Sportlich führte sich das Team mit einer Unzahl an Strafen und Penaltys in den ersten Wochen der Saison ein, dass Stänkerer nicht anders konnten als darauf hinzuweisen, dass man von einer Mannschaft, deren Trainerstab selbst die „Victory-Formation“ zum Abknien attackieren lässt, nix besseres erwarten kann. Dass Teams, die sich so verhalten, überhaupt leichter in die Lage kommen, die gegnerische Victory-Formation gegen sich zu sehen. Aber da waren die Pleiten noch knapp, und trotz der Defense-Strafen in erster Linie der anämischen Offense zuzuschreiben.

Aber mittlerweile läuft selbst in der Defense alles aus dem Ruder. Zuletzt in Atlanta trat die eigentlich bärenstark besetzte Defense unabängig von den Strafen auf eine Art und Weise auf, die man im Fußball mit „spielen gegen den Trainer“ umschreibt. Da kommt nix mehr. Dieses Jahr ist abgeschrieben.

Als Memo an mich: Der Trainerstab ist eine extremst wichtige Komponente einer Footballmannschaft. Ein herausragender Trainerstab kann eine mittelmäßige Mannschaft weiter bringen als ein herausragender Kader einen mittelmäßigen Trainerstab. Ich habe das Coaching-Problem in Tampa unterschätzt. Aber einen derartigen Absturz hätte ich auch mit viel Pessimismus niemals sehen kommen.
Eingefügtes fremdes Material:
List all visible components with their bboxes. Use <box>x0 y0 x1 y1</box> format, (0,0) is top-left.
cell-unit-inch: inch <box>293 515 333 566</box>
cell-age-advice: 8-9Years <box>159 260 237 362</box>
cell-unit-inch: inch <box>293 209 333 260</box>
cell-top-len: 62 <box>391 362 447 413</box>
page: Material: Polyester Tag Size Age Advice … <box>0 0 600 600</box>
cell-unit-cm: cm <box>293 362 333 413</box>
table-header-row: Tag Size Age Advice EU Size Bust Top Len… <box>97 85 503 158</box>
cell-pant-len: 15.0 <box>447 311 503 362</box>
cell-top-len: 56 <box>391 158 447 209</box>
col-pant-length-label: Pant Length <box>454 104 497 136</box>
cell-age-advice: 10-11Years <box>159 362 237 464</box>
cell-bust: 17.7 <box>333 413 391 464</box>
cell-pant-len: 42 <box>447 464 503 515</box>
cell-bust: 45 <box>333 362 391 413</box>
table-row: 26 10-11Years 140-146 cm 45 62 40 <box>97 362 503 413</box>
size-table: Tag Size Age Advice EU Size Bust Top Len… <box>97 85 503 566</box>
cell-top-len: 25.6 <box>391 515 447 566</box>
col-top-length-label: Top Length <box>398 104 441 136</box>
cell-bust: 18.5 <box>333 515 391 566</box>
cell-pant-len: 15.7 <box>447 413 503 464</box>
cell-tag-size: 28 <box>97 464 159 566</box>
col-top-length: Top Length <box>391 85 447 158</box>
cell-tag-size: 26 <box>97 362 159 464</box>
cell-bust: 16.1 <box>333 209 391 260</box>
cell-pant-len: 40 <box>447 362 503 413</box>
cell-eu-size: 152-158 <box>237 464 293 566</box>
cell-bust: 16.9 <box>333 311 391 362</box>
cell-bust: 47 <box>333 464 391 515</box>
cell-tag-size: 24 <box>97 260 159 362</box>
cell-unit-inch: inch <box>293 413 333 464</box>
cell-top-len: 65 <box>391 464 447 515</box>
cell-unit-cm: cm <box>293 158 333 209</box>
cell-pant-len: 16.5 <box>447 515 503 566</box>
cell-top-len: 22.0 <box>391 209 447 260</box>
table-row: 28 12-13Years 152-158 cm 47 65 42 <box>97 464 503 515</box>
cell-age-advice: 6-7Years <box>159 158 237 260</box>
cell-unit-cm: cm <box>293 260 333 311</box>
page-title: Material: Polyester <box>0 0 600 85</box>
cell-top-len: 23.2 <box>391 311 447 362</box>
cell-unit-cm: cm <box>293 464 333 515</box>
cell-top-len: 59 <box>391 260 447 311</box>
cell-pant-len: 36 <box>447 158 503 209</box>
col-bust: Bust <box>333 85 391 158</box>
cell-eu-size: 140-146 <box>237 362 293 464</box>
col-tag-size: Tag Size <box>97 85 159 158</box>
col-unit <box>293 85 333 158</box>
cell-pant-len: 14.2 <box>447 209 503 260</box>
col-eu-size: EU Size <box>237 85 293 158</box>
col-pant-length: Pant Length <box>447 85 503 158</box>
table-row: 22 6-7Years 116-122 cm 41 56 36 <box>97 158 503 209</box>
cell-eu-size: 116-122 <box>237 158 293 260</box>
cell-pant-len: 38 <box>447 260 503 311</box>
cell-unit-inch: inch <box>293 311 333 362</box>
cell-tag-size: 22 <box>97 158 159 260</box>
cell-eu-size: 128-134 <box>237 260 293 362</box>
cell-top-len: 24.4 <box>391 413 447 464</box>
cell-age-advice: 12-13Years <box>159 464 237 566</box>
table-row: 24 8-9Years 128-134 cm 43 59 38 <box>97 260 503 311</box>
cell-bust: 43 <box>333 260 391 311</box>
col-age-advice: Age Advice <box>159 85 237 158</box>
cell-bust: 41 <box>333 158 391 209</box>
Das „scheming“-Problem der Buccs lässt sich wunderbar am Einsatzgebiet des CBs #24 Darrelle Revis ablesen: Revis‘ Ruf wie Donnerhall gründet auf seiner Fähigkeit, gegnerische Top-Receiver im 1-vs-1 kaltzustellen, scheißegal, wo der sich an der Anspiellinie aufstellt. Dieses meisterhafte Neutralisieren der besten Waffe des Gegners machte Revis quasi zu einer lebenden Legende.

In Tampa wird der beste Manndecker der Liga in eine Zonendeckung gesteckt, acc. to Greg Cosell. Der muss es wissen. Mehr muss man zur fachlichen Qualität des Trainerstabs nicht sagen.

Was heißt das für die Zukunft der Buccs?

Nicht unbedingt Schlechtes. Kaderqualität ist, wie wir wissen, nicht alles, aber sie ist nichtsdestotrotz eminent wichtig. Und Tampa Bay hat von der personellen Besetzung einen der 4-5 besten der Liga, wenn wir die QB-Position rausrechnen. Fast alle Schlüsselpositionen (außer QB) sind mit jungen Weltklassespielern besetzt, von denen niemand besorgnis errgend teure Verträge besitzt: RB mit Doug Martin (2013 allerdings out for the season), OT mit Penn, OG mit Nicks und Joseph, WR mit Jackson und Williams, DT mit McCoy, DE mit Clayborn und mit Abstrichen Bowers, LB mit Lavonte David, Secondary mit Revis und Barron. Mal ehrlich: Seattle hat vielleicht noch einen breiteren Kader, San Francisco ist in der Spitze vielleicht etwas besser besetzt, aber sonst?

Der neue Trainerstab findet 2014 für NFL-Verhältnisse paradiesische Zustände vor, und hat zu allem „Überfluss“ noch das Glück, aus einer breit besetzten QB-Klasse den neuen Franchise-QB auszuwählen. Dass der diesjährige third rounder Mike Glennon nicht des Rätsels Lösung ist, dürfte klar sein. Glennon kann einem in dieser Situation schon etwas Leid tun, als derjenige, der sich dem Spott auf dem Feld ausgesetzt sieht.

Für dieses Jahr ist Tampa abzuschreiben. Vielleicht geht es nach Schianos Rauswurf Richtung Mitte, und Tampa schließt mit einer 5-5 Serie oder so das Jahr ab.


Wie schnell ein neuer Franchise-QB einer Franchise nicht bloß ein neues Image, sondern auch sportliche Perspektive geben kann, zeigt der heutige Gegner. Dort wurde 2011 Cameron Newton mit dem Top-Pick geholt, und quasi über Nacht war eine leblose Franchise wieder ein Contender. Ich verhehle nicht, dass ich Newtons Einberufung damals gelinde gesagt skeptisch gesehen habe, aber ich habe meine Meinung geändert: Newton ist ein Volltreffer. Vielleicht kein Luck oder RG3, aber er macht mit schlechterem Supporting-Cast ähnlich vieles.

Deswegen, und wegen der monströsen Panthers-Front 7, ist Carolina in diesem Spiel zu favorisieren.